6. Assignment-Level Catch (let x = ... catch ...)
Status: Accepted (as "Inline Catch"), but insufficient on its own.
- Doesn't handle complex recovery logic that requires multiple statements.
- Doesn't solve the function-level case.
7. Breaking Change: function = try { ... }
Rejected Because:
- Breaking Change: Changes the fundamental syntax of function definitions in BAML.
- Too Radical: Unnecessary deviation from C-style syntax.
8. Wrapper Functions (No Catch on Declarative Blocks)
Force users to wrap declarative functions in a separate imperative function to handle errors.
// 1. Define the unsafe declarative function
function ExtractUnsafe(text) -> Resume {
client "gpt4"
prompt #"..."#
}
// 2. Define a safe wrapper
function Extract(text) -> Resume | null {
try {
return ExtractUnsafe(text)
} catch {
return null
}
}
- Viral Refactor: You have to rename the original function (breaking all callers, tests, and evals) or name the new one differently.
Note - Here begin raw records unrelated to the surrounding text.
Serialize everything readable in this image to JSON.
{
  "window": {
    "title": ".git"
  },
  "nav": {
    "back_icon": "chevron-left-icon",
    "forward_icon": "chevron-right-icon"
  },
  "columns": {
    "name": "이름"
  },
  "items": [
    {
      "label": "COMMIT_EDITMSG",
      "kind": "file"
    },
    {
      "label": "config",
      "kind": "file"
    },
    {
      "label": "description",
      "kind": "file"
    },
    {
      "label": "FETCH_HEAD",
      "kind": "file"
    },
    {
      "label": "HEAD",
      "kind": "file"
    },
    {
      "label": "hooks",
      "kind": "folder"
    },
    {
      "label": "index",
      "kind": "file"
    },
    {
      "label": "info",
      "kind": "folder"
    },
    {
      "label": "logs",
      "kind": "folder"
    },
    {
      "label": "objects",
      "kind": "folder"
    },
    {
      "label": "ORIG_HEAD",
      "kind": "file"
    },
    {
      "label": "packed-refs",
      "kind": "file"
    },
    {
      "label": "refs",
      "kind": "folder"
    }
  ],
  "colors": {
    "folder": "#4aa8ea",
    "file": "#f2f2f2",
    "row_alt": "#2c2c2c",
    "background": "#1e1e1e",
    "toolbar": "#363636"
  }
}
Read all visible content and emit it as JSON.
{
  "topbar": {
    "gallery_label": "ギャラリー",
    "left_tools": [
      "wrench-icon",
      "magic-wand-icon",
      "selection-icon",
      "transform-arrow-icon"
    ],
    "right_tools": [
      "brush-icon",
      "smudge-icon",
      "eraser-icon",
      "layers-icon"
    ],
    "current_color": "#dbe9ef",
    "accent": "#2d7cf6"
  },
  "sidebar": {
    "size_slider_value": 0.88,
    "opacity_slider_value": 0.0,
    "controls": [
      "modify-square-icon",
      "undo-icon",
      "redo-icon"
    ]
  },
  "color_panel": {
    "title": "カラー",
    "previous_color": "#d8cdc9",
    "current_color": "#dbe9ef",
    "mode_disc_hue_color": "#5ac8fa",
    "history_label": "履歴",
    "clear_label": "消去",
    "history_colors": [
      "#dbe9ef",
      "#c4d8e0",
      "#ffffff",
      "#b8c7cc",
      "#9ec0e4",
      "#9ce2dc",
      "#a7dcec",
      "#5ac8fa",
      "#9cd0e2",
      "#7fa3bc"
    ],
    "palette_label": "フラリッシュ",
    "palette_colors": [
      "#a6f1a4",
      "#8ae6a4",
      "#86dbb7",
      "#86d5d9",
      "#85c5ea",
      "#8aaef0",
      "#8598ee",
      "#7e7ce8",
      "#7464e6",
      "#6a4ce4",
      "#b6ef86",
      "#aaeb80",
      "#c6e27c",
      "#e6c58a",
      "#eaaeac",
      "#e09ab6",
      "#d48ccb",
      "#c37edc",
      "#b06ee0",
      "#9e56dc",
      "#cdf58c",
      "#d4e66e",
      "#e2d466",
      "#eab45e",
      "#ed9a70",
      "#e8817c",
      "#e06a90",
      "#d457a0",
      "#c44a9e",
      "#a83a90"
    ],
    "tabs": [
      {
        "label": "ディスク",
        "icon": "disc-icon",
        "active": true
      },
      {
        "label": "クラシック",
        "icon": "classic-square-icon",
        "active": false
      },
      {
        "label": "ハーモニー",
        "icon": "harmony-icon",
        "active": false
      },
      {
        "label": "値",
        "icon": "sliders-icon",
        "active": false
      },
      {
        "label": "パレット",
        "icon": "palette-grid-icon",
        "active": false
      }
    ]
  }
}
- Boilerplate: Forces creating two functions for every LLM call that needs error handling.
- Tooling Loss: We risk losing tooling support (like prompt previews) if the error handling logic is separated from the prompt definition.
- Irony: Declarative blocks are the most likely to fail (LLMs), so forbidding direct error handling on them is counter-intuitive.
Selected Approach: Universal Catch
We selected Universal Catch because it offers the best compromise:
- Additive:
function F() { ... } catch { ... }allows adding resilience without touching the body. - Familiar:
try { ... }is supported as syntactic sugar for imperative blocks. - Consistent: The rule is simple—
catchattaches to any block (function,if,for, or anonymous).